If a person in the developing world severely fractures a limb, they face an impossible choice. An improperly healed fracture could mean a lifetime of pain, but lengthy healing time in traction or a bulky cast results in immediate financial hardship.
Pacific Northwest National Laboratory (PNNL) machine learning scientists leaped into action when they learned they could help a local charity whose treatments allow patients in the developing world to walk within one week of surgery—even when fractures are severe.
For more than 20 years, the Richland, Washington-based charity SIGN Fracture Care has pioneered orthopedic care, including training and innovatively designed implants that speed healing without real-time operating room X-ray machines. During those 20 years, they've built a database of 500,000 procedure images and outcomes that serves as a learning hub for doctors around the world. Now, PNNL's machine learning scientists have developed computer vision tools to identify surgical implants in the images, making it easier to sort through the database and improve surgical outcomes.
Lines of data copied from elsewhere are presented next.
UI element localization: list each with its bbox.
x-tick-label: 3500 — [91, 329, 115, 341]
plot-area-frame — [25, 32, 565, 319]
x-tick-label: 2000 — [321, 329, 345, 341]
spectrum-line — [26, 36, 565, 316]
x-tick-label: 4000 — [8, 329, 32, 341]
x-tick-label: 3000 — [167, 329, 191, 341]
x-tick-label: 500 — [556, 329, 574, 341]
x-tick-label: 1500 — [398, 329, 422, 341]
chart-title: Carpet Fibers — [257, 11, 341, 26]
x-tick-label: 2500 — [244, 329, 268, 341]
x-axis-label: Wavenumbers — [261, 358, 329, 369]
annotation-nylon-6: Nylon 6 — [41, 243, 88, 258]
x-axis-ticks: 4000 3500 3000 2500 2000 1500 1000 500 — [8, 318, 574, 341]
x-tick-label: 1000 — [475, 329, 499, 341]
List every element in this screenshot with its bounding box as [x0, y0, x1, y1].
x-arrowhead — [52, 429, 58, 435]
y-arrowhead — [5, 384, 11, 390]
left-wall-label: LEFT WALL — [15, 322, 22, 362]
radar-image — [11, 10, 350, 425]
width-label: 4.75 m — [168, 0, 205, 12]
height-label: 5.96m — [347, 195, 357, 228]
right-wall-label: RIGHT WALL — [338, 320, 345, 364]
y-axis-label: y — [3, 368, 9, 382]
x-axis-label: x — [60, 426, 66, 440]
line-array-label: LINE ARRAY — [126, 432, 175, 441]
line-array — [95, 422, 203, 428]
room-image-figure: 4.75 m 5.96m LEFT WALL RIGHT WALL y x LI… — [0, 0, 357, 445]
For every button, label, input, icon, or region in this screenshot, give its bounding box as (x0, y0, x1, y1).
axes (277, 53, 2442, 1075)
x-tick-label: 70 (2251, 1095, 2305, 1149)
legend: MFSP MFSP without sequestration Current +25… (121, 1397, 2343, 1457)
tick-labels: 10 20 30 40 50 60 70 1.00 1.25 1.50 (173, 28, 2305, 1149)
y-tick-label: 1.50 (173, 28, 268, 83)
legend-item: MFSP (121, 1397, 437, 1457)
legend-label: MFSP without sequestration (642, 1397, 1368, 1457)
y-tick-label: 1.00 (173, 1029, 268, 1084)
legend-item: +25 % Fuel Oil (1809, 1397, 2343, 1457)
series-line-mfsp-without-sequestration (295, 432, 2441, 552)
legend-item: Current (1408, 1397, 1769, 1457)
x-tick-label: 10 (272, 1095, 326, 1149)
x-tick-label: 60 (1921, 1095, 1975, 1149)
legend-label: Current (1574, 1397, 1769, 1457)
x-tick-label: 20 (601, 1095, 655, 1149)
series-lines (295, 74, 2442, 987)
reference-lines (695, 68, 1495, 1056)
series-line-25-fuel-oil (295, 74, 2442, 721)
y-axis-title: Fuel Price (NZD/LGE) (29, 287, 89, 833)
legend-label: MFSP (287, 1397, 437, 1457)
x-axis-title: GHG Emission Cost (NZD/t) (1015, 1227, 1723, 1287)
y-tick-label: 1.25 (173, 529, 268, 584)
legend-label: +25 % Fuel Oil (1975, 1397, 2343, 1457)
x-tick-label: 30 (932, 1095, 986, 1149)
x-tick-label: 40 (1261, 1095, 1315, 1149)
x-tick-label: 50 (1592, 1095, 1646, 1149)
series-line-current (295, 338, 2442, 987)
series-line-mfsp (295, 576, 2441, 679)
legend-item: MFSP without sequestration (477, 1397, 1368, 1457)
Uniting worldwide medical data
The partnership between PNNL and SIGN was born when data scientist Chitra Sivaraman struck up a conversation with a SIGN employee during a volunteer event. In her day job, Sivaraman and her team members have used machine learning to automatically identify clouds or assess the quality of sensor data, so she immediately understood how machine learning techniques could make quick work of understanding trends in the half million images in SIGN's database.
Sivaraman recruited a multidisciplinary team and applied for funding through Quickstarter, a PNNL program where staff vote to award internal funding to worthy projects that stretch beyond some of PNNL's core capabilities.
"It was funded so fast, I wished I'd asked for more!" Sivaraman said. "I think my colleagues were excited by the opportunity for PNNL's machine learning scientists to use their image classification knowledge to solve a real-world problem for a great cause."
Computational chemist, Jenna Pope joined the team, followed by Edgar Ramirez, a Washington State University intern with aspirations to attend medical school. Together, they harnessed deep learning techniques to address the database's biggest challenge: a huge variety of image types and quality.
Supervising the computer's learning
Most of the time, when scientists develop deep learning techniques, they have a perfect set of images that are the same size and orientation. However, the size and scope of SIGN's database included useful images that did not conform to a standard.
First, the team had to teach the computer to distinguish between photos of people and images of X-rays. This was tricky because in addition to multiple pictures of patients, busy doctors upload photos of X-rays without a standard orientation. Additionally, sometimes the pictures of X-rays were shot in a way that included distractions, such as the clinic in the background.
Lacking good initial examples, the team had to teach the computer to focus on the implants and not do things like mistake the fingers holding the X-ray image for one of the implant's screws.
Once the team had enough usable images, SIGN helped them identify implants using annotated images. The team trained the computer model to detect different implants by drawing bounding boxes around the parts of the implants in 300 images.
It was painstaking work, but it paid off. Because the model learned what to look for in those 300 images, it could reliably identify the nails, screws, and plates in the individual implants from a larger selection of database images.
More applications for computer vision
Next, Sivaraman and her team would like to train their tool to recognize the image's quality and automatically prompt a doctor to upload a usable image. Currently, SIGN's founder, Dr. Zirkle, manually approves hundreds of images a day. Automating database image approval would free up time for him to focus on teaching or other tasks.
The goal of orthopedic surgeons throughout the world is to enable fracture healing, and there are many variables when evaluating not only if a fracture has healed, but if the fracture will heal. Eventually, PNNL's machine learning scientists could expand the tool to measure other, non-X-ray healing indicators or refine the tool to sort pre-operation X-rays by bone type and fracture location, helping doctors to more quickly identify the procedures that lead to better outcomes.
The work with SIGN's database is part of PNNL's expertise creating machine learning algorithms that can accurately classify large data collections using very few examples. This expertise includes computer vision techniques that look for cancer in diagnostic images or detect toxic pathogens in the soil, with many other potential applications for national security. This project demonstrates PNNL's technical capabilities in classifying X-ray images to support research in national security, materials science, and biomedical sciences.
The results of the collaboration between PNNL and SIGN are available online in the open source Journal of Medical Artificial Intelligence.